Speaker: Kyle Daniels, Assistant Professor of Genetics, Stanford University
Title: Decoding the language of signaling domains to control cell function
Abstract: Cell therapies are powerful technologies in which human cells are reprogrammed for therapeutic applications such as killing cancer cells or replacing defective cells. The technologies underlying cell therapies are increasingly complexity, making rational engineering of cell therapies more difficult. Creating the next generation of cell therapies will require improved experimental approaches and predictive models. Artificial intelligence (AI) and machine learning (ML) methods have revolutionized several fields in biology including genome annotation, protein structure prediction, and enzyme design.
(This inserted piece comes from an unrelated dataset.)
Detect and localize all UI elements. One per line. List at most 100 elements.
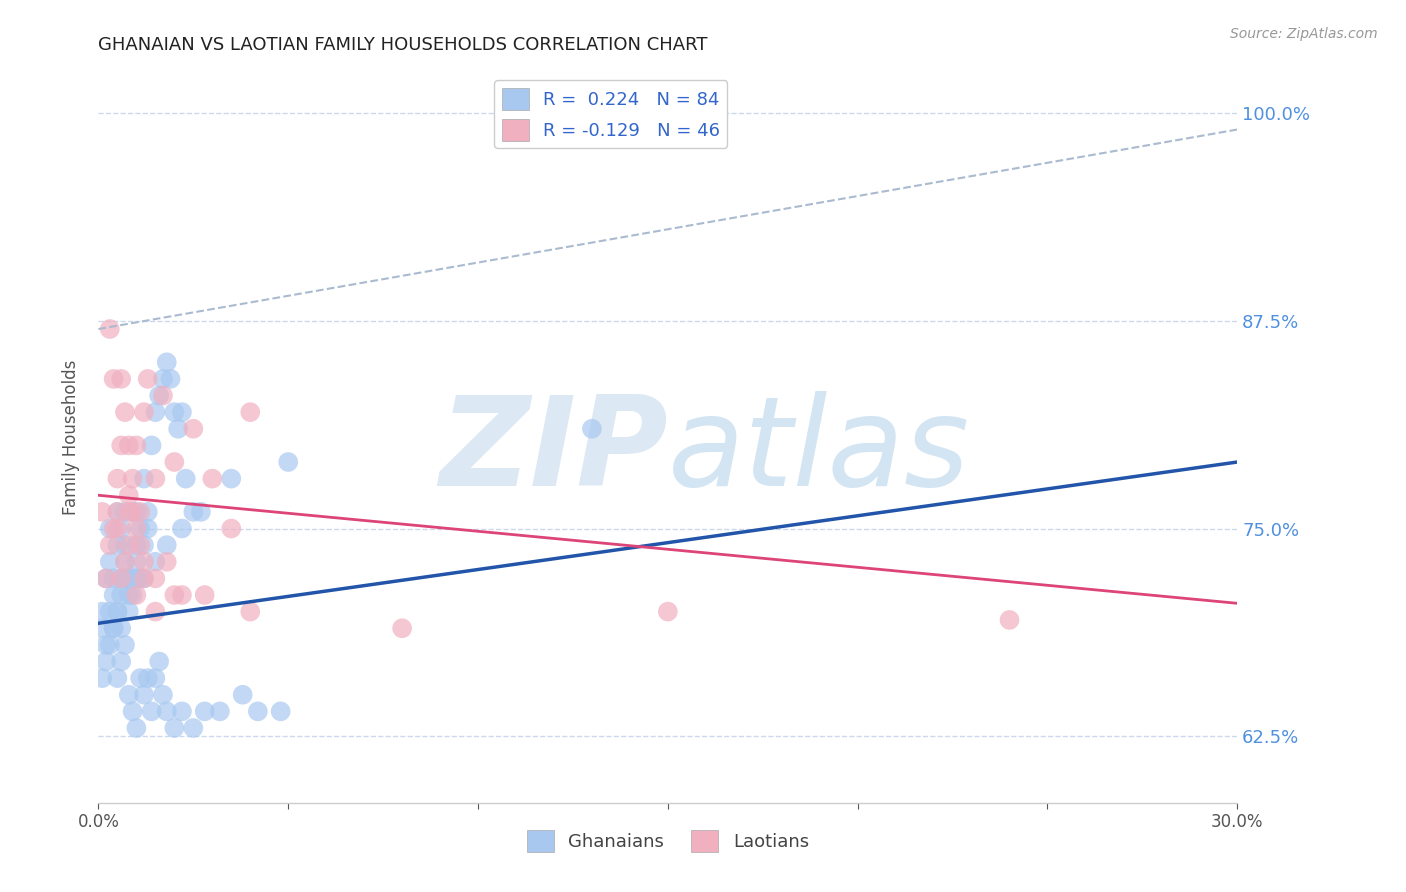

Combining experimental library screens and AI to build create predictive models, design rules, and improved designs could accelerate the development of cell therapies. Chimeric antigen receptor (CAR) costimulatory domains derived from native immune receptors steer the phenotypic output of therapeutic T cells. We constructed a library of CARs containing ~2,300 synthetic costimulatory domains, built from combinations of 13 signaling motifs. These CARs promoted diverse cell fates, which were sensitive to motif combinations and configurations. Neural networks trained to decode the combinatorial grammar of CAR signaling motifs allowed extraction of key design rules. For example, non-native combinations of motifs which bind tumor necrosis factor receptor-associated factors (TRAFs) and phospholipase C gamma 1 (PLCg1) enhanced cytotoxicity and stemness associated with effective tumor killing. Thus, libraries built from minimal building blocks of signaling, combined with machine learning, can efficiently guide engineering of receptors with desired phenotypes.